Absolute Value in Inequality

Absolute Value in Inequality

Definition

• The absolute value of a number is its distance from zero on the number line.
• It is denoted by the symbol | |.
• For example, |5| = 5 and |-3| = 3.

Properties of Absolute Value

• |a| ≥ 0 for all real numbers a.
• |a| = 0 if and only if a = 0.
• |ab| = |a| |b| for all real numbers a and b.
• |a + b| ≤ |a| + |b| for all real numbers a and b.
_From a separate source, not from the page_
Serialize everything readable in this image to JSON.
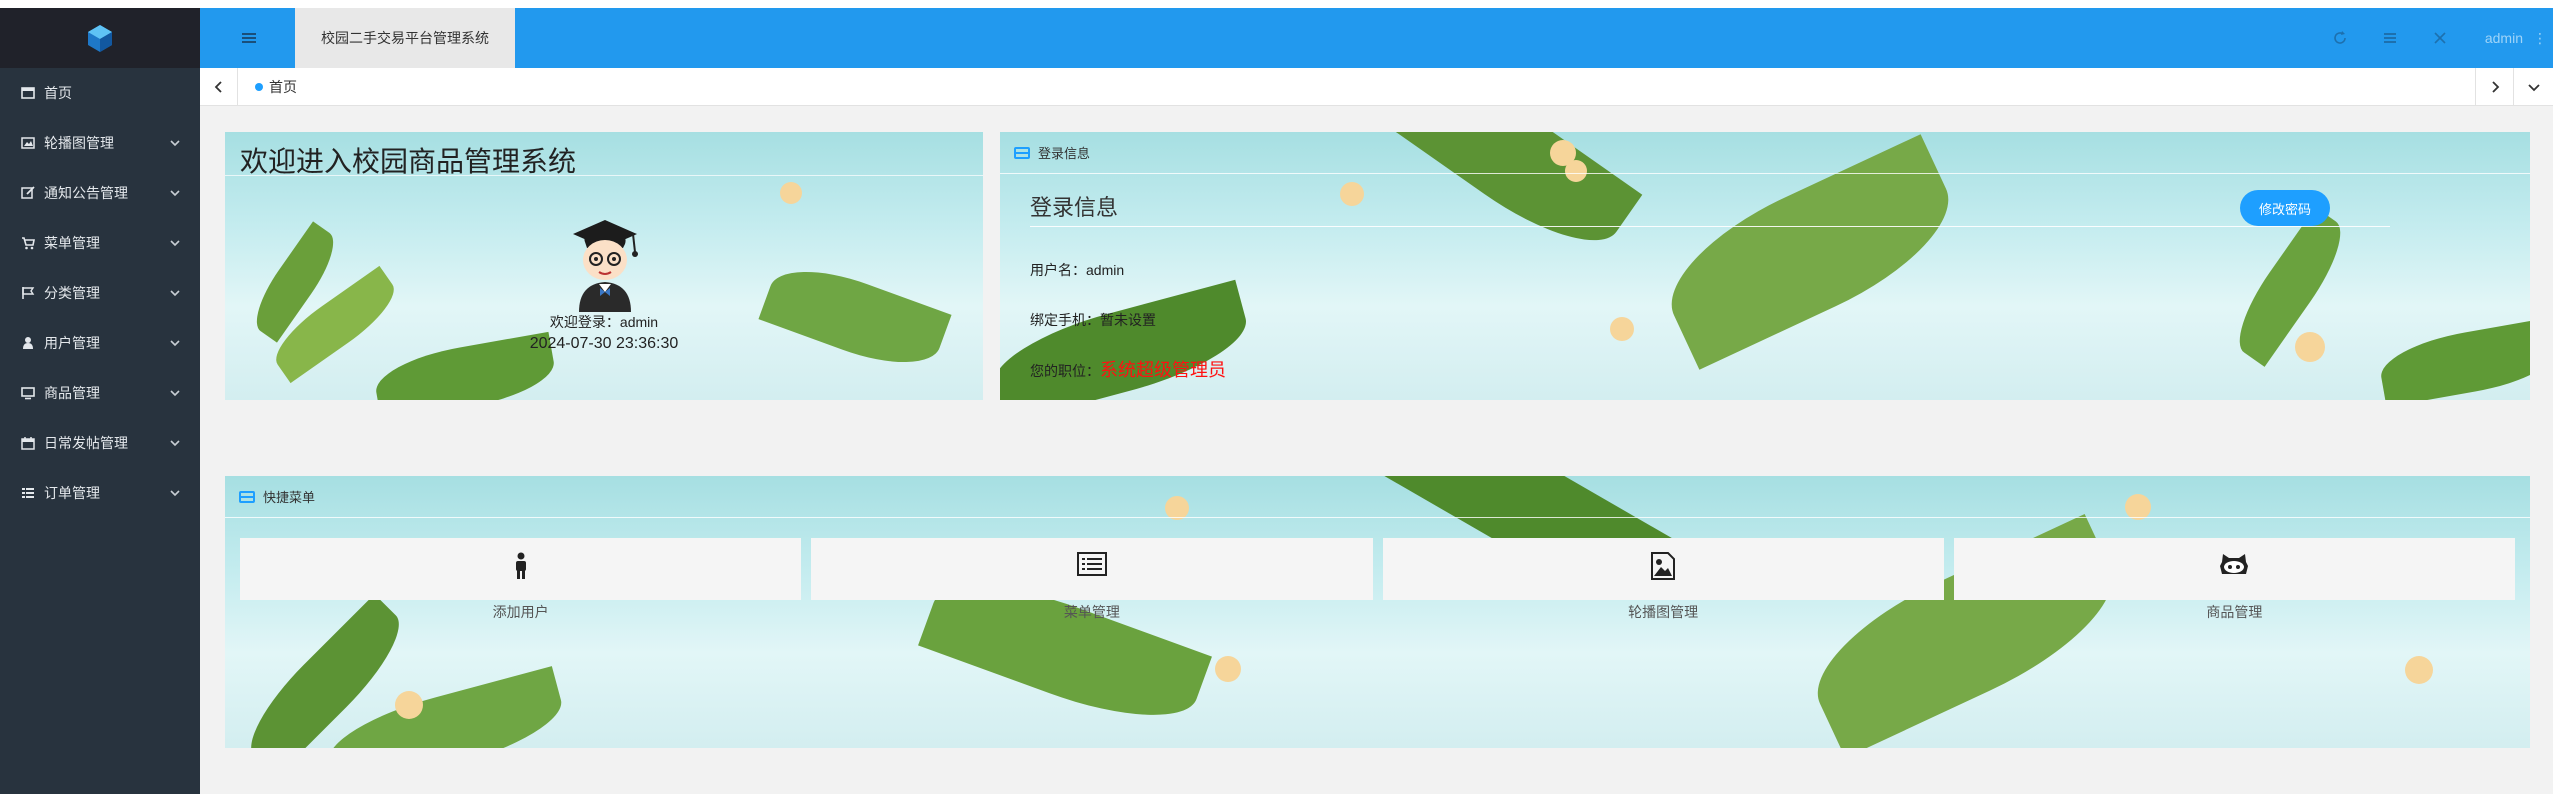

Absolute Value in Inequalities

• The absolute value of an expression can be used to solve inequalities involving absolute values.
• The basic rule is: |x| < a is equivalent to -a < x < a.
• Similarly, |x| > a is equivalent to x < -a or x > a.
• When solving inequalities involving absolute values, it is often helpful to break them down into two separate inequalities, one where the expression inside the absolute value is positive and one where it is negative.

Examples

• Solve |x - 2| < 3:
  • -3 < x - 2 < 3
  • -1 < x < 5
• Solve |x + 1| > 2:
  • x + 1 > 2 or x + 1 < -2
  • x > 1 or x < -3

Tips and Tricks

• When solving inequalities involving absolute values, it is often helpful to graph the related function on a number line to visualize the solution.
• Be careful when solving inequalities involving absolute values, as the direction of the inequality can change depending on the sign of the expression inside the absolute value.